The project code and process is on GitHub:

Tableau visualization below

A scalable ETL pipeline designed to extract, process, and analyze sentiment from YouTube comments in real-time, using Apache Kafka, Apache Spark, Python NLP, MongoDB, and visualized through Tableau, with orchestration managed by Apache Airflow and containerized via Docker.

 Here’s an overview of the pipeline process:

  • Data Extraction: The YouTube Data API is used to automatically fetch comments from specific videos or channels in real-time. This ensures a continuous flow of fresh data into the pipeline for analysis.

  • Data Streaming: Apache Kafka handles the real-time transmission of comments, streaming them through the system for processing. Kafka ensures that the data flows smoothly, even as the volume of comments grows.

  • Data Processing: Apache Spark processes the incoming comment data, performing necessary transformations such as cleaning and filtering out irrelevant information. It prepares the data for sentiment analysis using its distributed processing capabilities.

  • Sentiment Analysis: Python’s natural language processing libraries analyze each comment, classifying them as positive, negative, or neutral. This step provides the core insights into how audiences feel about the content.

  • Data Storage: Once analyzed, the comments and their associated sentiment scores are stored in MongoDB, a flexible NoSQL database that accommodates unstructured data. MongoDB allows for efficient querying and retrieval of results.

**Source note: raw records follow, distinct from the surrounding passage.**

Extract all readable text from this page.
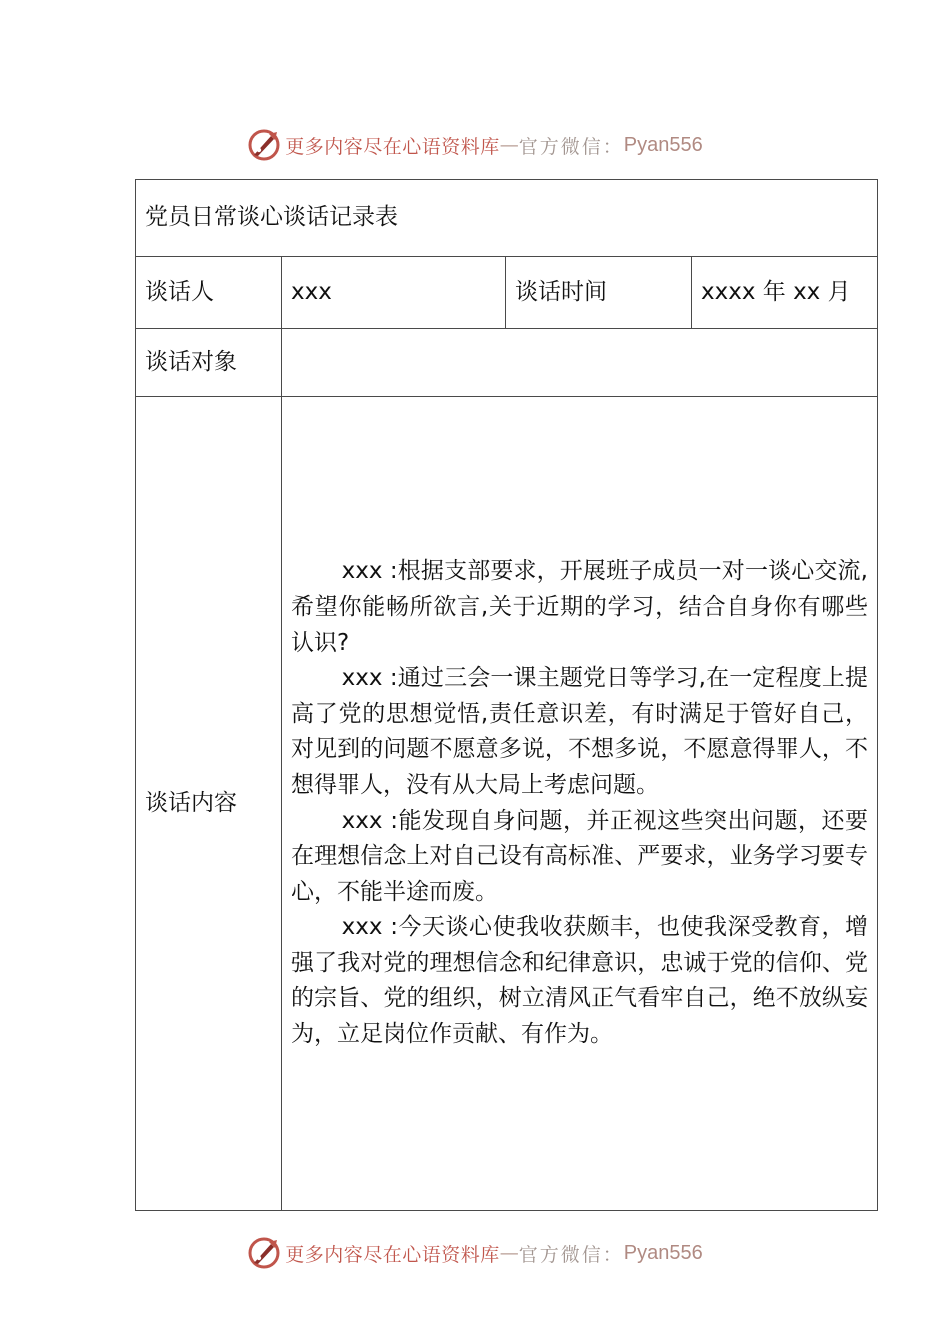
更多内容尽在心语资料库 — 官方微信： Pyan556
党员日常谈心谈话记录表			
谈话人	xxx	谈话时间	xxxx 年 xx 月
谈话对象			
谈话内容	xxx :根据支部要求，开展班子成员一对一谈心交流,希望你能畅所欲言,关于近期的学习，结合自身你有哪些认识?

xxx :通过三会一课主题党日等学习,在一定程度上提高了党的思想觉悟,责任意识差，有时满足于管好自己，对见到的问题不愿意多说，不想多说，不愿意得罪人，不想得罪人，没有从大局上考虑问题。

xxx :能发现自身问题，并正视这些突出问题，还要在理想信念上对自己设有高标准、严要求，业务学习要专心，不能半途而废。

xxx :今天谈心使我收获颇丰，也使我深受教育，增强了我对党的理想信念和纪律意识，忠诚于党的信仰、党的宗旨、党的组织，树立清风正气看牢自己，绝不放纵妄为，立足岗位作贡献、有作为。		

更多内容尽在心语资料库 — 官方微信： Pyan556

  • Workflow Orchestration: Apache Airflow orchestrates the entire process, ensuring that tasks are executed in the correct order, monitoring progress, and handling retries in case of failures.

  • Data Visualization: The final step involves using Tableau to create visualizations based on the sentiment data. Stakeholders can explore trends and patterns in audience reactions through interactive dashboards.

This pipeline ensures a seamless flow from comment extraction to sentiment analysis and visualization, offering an efficient and scalable solution for understanding audience sentiment on YouTube.